Edgar looked at his son. “Maria and I were working the Machete Massacres case, which dovetailed with the Black Magic epidemic in the city. I was getting close to finding out who was behind it, and that’s all I remember. I woke up in an alley today and made my way here.”
“Black Magic’s gone. So are the scarecrows. There was a big gang war when you disappeared.”
“The big players were killed,” Joyce said. “It was all over the news.”
Prince Malachai and Papa Joe, Edgar thought.
“Do you think whoever was behind those killings abducted you?”
“It’s possible.” Katrina had imprisoned him in her heartless way.
“Are you in danger?”
“No.” He could tell she wanted to press the issue, but she wouldn’t for Martin’s sake.

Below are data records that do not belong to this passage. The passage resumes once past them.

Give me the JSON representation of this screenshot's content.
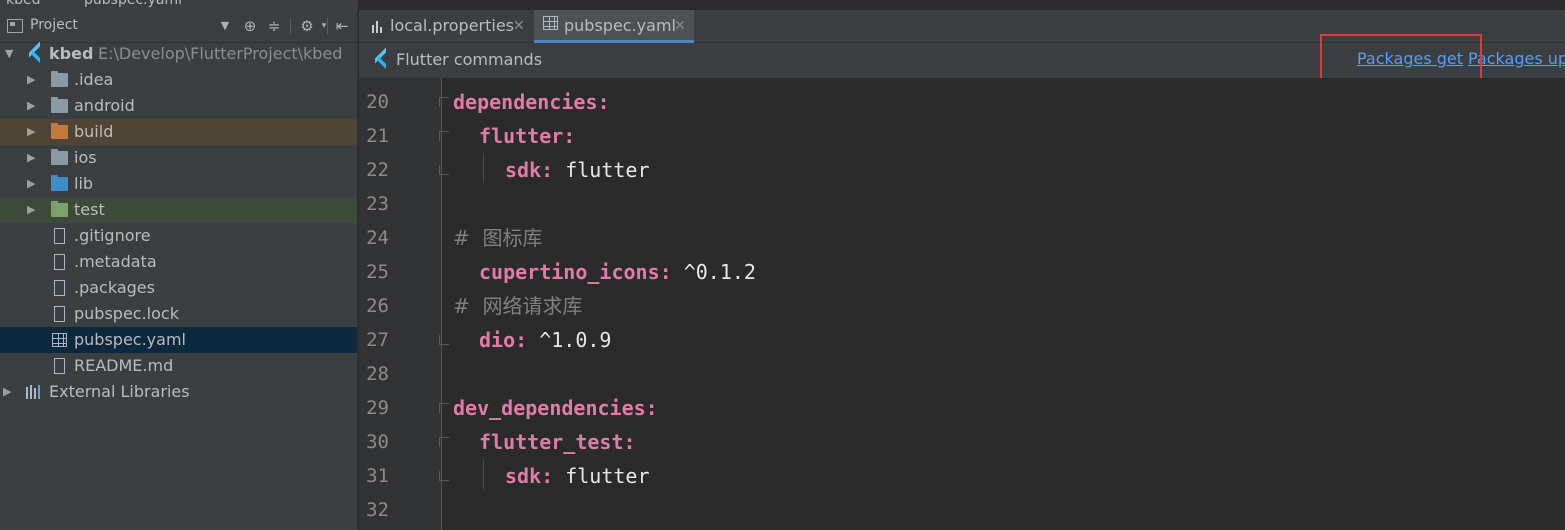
{
  "breadcrumb": {
    "project": "kbed",
    "file": "pubspec.yaml"
  },
  "project_panel": {
    "title": "Project",
    "root": {
      "name": "kbed",
      "path": "E:\\Develop\\FlutterProject\\kbed"
    },
    "items": [
      {
        "label": ".idea",
        "kind": "folder"
      },
      {
        "label": "android",
        "kind": "folder"
      },
      {
        "label": "build",
        "kind": "folder-excluded"
      },
      {
        "label": "ios",
        "kind": "folder"
      },
      {
        "label": "lib",
        "kind": "folder-source"
      },
      {
        "label": "test",
        "kind": "folder-test"
      },
      {
        "label": ".gitignore",
        "kind": "file"
      },
      {
        "label": ".metadata",
        "kind": "file"
      },
      {
        "label": ".packages",
        "kind": "file"
      },
      {
        "label": "pubspec.lock",
        "kind": "file"
      },
      {
        "label": "pubspec.yaml",
        "kind": "yaml",
        "selected": true
      },
      {
        "label": "README.md",
        "kind": "file"
      }
    ],
    "external": "External Libraries"
  },
  "tabs": [
    {
      "label": "local.properties",
      "active": false
    },
    {
      "label": "pubspec.yaml",
      "active": true
    }
  ],
  "flutter_bar": {
    "label": "Flutter commands",
    "packages_get": "Packages get",
    "packages_upgrade": "Packages up"
  },
  "code": [
    {
      "num": "20",
      "key": "dependencies:",
      "val": "",
      "comment": ""
    },
    {
      "num": "21",
      "key": "flutter:",
      "val": "",
      "comment": ""
    },
    {
      "num": "22",
      "key": "sdk:",
      "val": " flutter",
      "comment": ""
    },
    {
      "num": "23",
      "key": "",
      "val": "",
      "comment": ""
    },
    {
      "num": "24",
      "key": "",
      "val": "",
      "comment": "#  图标库"
    },
    {
      "num": "25",
      "key": "cupertino_icons:",
      "val": " ^0.1.2",
      "comment": ""
    },
    {
      "num": "26",
      "key": "",
      "val": "",
      "comment": "#  网络请求库"
    },
    {
      "num": "27",
      "key": "dio:",
      "val": " ^1.0.9",
      "comment": ""
    },
    {
      "num": "28",
      "key": "",
      "val": "",
      "comment": ""
    },
    {
      "num": "29",
      "key": "dev_dependencies:",
      "val": "",
      "comment": ""
    },
    {
      "num": "30",
      "key": "flutter_test:",
      "val": "",
      "comment": ""
    },
    {
      "num": "31",
      "key": "sdk:",
      "val": " flutter",
      "comment": ""
    },
    {
      "num": "32",
      "key": "",
      "val": "",
      "comment": ""
    }
  ],
  "colors": {
    "accent": "#4a88c7",
    "link": "#589df6",
    "highlight": "#e53935",
    "yaml_key": "#e37ba8"
  }
}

“Nine months of your life gone.” Her voice warbled. “Have you called Maria or Jake? You have to go to your squad and tell them. The department had so many detectives looking for you.”
“I haven’t called anyone yet. I don’t even have a phone. I just wanted to see you both. I’ll deal with the fallout tomorrow. I want one relaxing night to get my thoughts together.” He didn’t like lying, but he had to protect Maria’s job.
Joyce bowed her head against his thigh. “We’ve missed you so much.”
Martin hugged him. “I really did, Dad.”
Edgar stroked the back of Joyce’s head with one hand and held Martin with his other arm. He had never needed them more.